John Deere also entered into an agreement with Raven to give customers a more entry-level product — Raven’s SmartBoom just became available through Deere dealers in September. It’s for customers who want the full benefit of automatic section control but may be hesitant or may want to test the waters before going with a premium package like Deere’s own Swath Control Pro, says Jared Hayes, senior marketing representative. “We are seeing a large demand from customers who maybe have a different color tractor, but they have all green combines — they’re looking for more universal solutions,” says Hayes. “We’re looking into that and providing products that have more universal appeal to a broader customer base.” SmartBoom can be purchased from Deere for $1,600.
Deere’s own Swath Control Pro, which interfaces only with John Deere AMS displays (GreenStar 1800 and GreenStar 2600), can be activated at a cost of $2,500. Hayes says the unit, when combined with Deere receivers, GreenStar displays, and GS2 rate controller provides a very simple to operate, integrated system that’s very user friendly for automatically controlling seed, liquid, or multi-products.
Ag Leader AutoSwath boom control is part of the company’s DirectCommand application system, while AutoFarm has teamed its FarmPRO system with Raven’s Viper Pro. These systems make all kinds of boom work possible including variable rates, height control, and section control.
All manufacturers cite the financial benefits of boom section control. “Our customers were already saving 15% of their input expenses by avoiding overlap with Trimble guidance products,” says Jorge Heraud, manager for Trimble Agriculture Flow and Application Controls/director of business development. “Adding boom section control adds an additional 15% savings or more.”
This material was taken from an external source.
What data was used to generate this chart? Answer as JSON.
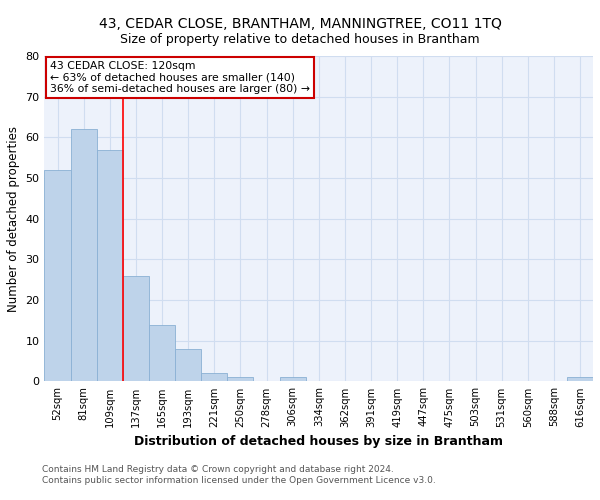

Trimble introduced its EZ-Boom control system in 1996, which could control up to 10 sections. Today, with the company’s Tru Application Control (TAC) system, operators can handle up to 24 sections. “Being able to control more sections allows users to shut off more sections individually for finer control,” says Heraud. This feature is particularly helpful for irregular borders, terraces, or waterways.
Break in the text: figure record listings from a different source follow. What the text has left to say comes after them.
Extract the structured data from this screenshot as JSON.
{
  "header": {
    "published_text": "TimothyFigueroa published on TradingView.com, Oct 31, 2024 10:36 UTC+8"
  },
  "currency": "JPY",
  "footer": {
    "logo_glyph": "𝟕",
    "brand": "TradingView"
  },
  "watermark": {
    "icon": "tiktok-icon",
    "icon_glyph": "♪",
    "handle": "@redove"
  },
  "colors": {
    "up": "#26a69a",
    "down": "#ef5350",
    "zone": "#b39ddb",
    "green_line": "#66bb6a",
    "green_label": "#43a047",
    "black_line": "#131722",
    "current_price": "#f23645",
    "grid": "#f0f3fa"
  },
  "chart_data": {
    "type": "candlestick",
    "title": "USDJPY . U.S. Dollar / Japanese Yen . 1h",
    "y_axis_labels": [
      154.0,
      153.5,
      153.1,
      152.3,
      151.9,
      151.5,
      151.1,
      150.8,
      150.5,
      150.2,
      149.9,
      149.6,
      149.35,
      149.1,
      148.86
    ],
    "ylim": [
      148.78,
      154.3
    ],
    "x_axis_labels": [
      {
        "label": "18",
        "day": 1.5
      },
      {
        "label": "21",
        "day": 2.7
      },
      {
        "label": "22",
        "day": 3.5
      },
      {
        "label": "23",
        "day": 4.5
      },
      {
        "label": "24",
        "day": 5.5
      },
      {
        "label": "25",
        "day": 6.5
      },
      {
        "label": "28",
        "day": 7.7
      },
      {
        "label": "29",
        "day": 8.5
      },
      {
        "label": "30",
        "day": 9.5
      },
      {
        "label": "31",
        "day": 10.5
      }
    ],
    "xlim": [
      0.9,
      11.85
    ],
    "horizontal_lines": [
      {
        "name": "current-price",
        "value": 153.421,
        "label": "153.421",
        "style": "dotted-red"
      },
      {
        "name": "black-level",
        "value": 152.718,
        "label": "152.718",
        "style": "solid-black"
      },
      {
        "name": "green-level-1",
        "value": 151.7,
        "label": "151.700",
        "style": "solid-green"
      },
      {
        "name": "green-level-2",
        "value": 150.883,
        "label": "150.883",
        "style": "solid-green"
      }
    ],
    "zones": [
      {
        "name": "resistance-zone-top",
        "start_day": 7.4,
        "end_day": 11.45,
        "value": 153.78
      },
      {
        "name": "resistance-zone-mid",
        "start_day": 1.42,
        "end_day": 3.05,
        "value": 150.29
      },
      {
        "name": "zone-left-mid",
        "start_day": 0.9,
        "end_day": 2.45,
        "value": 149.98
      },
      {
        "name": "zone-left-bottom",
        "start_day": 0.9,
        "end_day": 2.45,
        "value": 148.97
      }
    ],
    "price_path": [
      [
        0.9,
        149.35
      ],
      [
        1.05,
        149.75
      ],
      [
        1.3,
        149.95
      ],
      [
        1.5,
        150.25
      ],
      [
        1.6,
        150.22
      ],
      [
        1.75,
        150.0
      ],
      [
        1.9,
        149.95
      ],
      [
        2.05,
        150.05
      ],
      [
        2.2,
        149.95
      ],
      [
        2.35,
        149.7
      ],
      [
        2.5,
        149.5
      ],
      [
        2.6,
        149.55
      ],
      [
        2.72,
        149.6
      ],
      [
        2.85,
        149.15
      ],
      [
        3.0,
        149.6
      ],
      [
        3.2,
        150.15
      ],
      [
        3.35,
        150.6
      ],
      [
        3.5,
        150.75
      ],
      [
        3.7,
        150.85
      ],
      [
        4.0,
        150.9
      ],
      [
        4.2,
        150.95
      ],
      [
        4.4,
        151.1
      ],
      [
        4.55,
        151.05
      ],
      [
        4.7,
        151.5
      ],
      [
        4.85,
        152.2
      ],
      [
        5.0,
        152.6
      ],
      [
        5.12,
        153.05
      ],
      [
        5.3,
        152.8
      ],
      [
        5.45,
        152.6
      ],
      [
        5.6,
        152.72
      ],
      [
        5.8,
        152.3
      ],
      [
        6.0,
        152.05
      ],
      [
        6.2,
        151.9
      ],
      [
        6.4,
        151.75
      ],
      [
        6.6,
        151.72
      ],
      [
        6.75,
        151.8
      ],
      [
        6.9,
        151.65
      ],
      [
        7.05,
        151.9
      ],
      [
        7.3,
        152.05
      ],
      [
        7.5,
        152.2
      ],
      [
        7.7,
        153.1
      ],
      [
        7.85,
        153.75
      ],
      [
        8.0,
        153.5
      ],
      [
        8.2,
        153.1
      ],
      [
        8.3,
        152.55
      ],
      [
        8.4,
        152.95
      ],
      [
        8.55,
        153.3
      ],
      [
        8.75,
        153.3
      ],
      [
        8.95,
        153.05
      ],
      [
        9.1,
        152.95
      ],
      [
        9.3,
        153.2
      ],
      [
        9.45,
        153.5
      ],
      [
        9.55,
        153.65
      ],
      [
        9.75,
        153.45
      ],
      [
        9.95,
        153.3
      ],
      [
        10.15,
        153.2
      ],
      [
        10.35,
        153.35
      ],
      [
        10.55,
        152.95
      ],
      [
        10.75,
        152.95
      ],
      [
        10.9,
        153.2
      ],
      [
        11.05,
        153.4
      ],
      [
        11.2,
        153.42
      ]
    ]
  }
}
Like many precision manufacturers, Topcon offers two levels of products. Basic systems like the System 110 can be expanded with modules such as the ASC-10 (new last year) that now allows operators to do rate control as well as auto section control for up to 10 sections. It runs off Topcon’s GX45 display. The company’s more advanced System 250 is based around the X20 console, basically “an office in the cab,” explains Mike Gomes, director, Global Marketing & OEM’s – Agriculture. It can handle auto section control for up to 30 sections.
Operators can configure TeeJet Technologies’ Swath Manager 5 to achieve zero overlap, zero skips, or 50% of section width overlap. The chemical savings from eliminating double applications can easily reach 10% or more, notes Scott Lauher, product manager.
“The future of this technology will be for manufacturers to reduce the width of boom sections — which creates more of them — but they shut off quicker,” says Case’s Lehmann. “You don’t need a full 15-foot boom section in an area before it shuts down; the smaller the section, the greater the savings realized.”
Heraud at Trimble notes that cutting-edge operators today are doing section control covering two or three rows per section. In the future, the trend will go toward individual row control. “And a state-of-the-art, 90-foot sprayer today has maybe seven sections. In the next few years, the sections will go from 12-foot to 10-foot to 5-foot to individual nozzles,” he describes.